« Jésus ! Jésus ! Où es-tu ? M’entends-tu encore ? Entends-tu ta pauvre
Maman qui crie, en ce moment, ton nom saint et béni, après l’avoir
gardé dans son cœur pendant tant d’heures ? Ton saint nom, qui a été mon
amour, l’amour de mes lèvres qui goûtaient une saveur de miel en disant
ton nom, de mes lèvres qui maintenant, au contraire, semblent en le
disant boire l’amertume restée sur tes lèvres, l’amertume de l’atroce
mixture… Ton nom, amour de mon cœur qui se gonflait de joie quand il le
prononçait, comme il s’était dilaté pour transvaser son sang,
t’accueillir et t’en revêtir quand tu es descendu du Ciel vers moi, si
petit, si minuscule, que tu aurais pu tenir dans le calice de la menthe
sauvage, toi qui es si grand, toi, le Puissant anéanti dans un germe
d’homme pour le salut du monde. Ton nom, douleur de mon cœur, maintenant
qu’il est arraché aux caresses de ta Maman pour te jeter dans les bras
des bourreaux qui t’ont torturé jusqu’à te faire mourir ! J’ai
le cœur brisé par ce nom que j’ai dû renfermer pendant tant d’heures et
dont le cri augmentait à mesure que croissait ta douleur, jusqu’à
l’abattre, comme s’il était foulé par le pied d’un géant. Oui, ma
douleur est gigantesque, elle m’écrase, elle me broie et il n’est rien
qui puisse la soulager. A qui dire ton nom ? Rien ne répond à mon cri.

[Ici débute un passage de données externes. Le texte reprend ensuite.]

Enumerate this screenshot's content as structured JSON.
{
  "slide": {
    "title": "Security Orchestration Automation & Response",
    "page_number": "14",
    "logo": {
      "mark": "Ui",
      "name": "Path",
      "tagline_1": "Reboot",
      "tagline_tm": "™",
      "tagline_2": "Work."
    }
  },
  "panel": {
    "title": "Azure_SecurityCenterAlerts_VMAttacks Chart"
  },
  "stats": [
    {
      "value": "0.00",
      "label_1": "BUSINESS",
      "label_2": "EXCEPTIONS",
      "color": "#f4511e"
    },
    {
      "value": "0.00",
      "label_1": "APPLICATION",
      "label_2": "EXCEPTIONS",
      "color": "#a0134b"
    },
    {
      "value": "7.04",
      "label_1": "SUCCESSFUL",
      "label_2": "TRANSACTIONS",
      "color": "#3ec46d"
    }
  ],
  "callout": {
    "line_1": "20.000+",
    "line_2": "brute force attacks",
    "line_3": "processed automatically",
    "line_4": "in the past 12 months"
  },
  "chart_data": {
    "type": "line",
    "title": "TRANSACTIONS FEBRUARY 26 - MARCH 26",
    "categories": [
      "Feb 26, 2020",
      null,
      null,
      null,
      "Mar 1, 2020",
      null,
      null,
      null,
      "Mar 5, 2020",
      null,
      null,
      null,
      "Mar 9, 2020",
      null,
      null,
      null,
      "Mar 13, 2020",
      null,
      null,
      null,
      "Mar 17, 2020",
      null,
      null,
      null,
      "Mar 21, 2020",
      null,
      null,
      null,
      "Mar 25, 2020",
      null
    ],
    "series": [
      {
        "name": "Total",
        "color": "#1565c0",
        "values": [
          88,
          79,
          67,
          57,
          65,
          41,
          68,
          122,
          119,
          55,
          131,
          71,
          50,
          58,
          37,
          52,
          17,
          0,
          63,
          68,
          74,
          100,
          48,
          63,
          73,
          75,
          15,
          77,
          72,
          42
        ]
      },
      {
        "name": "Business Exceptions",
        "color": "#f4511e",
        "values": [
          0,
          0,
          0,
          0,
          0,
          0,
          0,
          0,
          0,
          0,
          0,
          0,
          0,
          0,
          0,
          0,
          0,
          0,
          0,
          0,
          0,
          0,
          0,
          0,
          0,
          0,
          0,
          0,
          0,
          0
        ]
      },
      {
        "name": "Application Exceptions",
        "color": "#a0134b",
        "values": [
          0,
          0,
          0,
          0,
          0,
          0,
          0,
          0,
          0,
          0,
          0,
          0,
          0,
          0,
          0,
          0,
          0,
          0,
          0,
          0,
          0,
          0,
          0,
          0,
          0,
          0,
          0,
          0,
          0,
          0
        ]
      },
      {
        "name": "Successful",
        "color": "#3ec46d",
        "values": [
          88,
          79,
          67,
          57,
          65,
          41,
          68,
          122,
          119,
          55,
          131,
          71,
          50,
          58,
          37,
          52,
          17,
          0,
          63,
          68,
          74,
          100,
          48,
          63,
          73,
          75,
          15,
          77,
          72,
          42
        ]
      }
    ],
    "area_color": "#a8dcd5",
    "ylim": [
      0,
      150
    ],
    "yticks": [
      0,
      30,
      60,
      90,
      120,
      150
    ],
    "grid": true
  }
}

Même si je hurlais jusqu’à fendre la pierre qui ferme ton tombeau, tu ne
l’entendrais pas, puisque tu es mort. Tu n’entends plus ta Maman ! Que
de fois ne t’ai-je pas appelé, pendant ces trente-quatre ans, ô mon
Fils ! Du moment où j’ai su que je devais être Mère, et que mon enfant
s’appellerait “ Jésus ! ”. Tu n’étais pas encore né que moi, en
caressant le sein où tu grandissais, je t’appelais doucement : “ Jésus !
” et il me semblait que tu remuais pour me répondre : “ Maman ! ”
Je te donnais déjà une voix, je la rêvais déjà. Je l’entendais avant
même qu’elle n’existe. Et quand je l’ai entendue, faible comme celle
d’un agneau qui vient de naître, qui tremblait dans la nuit froide
pendant laquelle tu es né, j’ai connu l’abîme de la joie… et je croyais
avoir connu l’abîme de la douleur parce que c’étaient les pleurs de mon
Enfant qui avait froid, qui était mal à l’aise, qui versait ses
premières larmes de Rédempteur. Or je n’avais pas de feu ni de berceau,
et je ne pouvais souffrir à ta place, Jésus. Je n’avais que mon sein
comme feu et oreiller, et mon amour pour t’adorer, mon saint Fils.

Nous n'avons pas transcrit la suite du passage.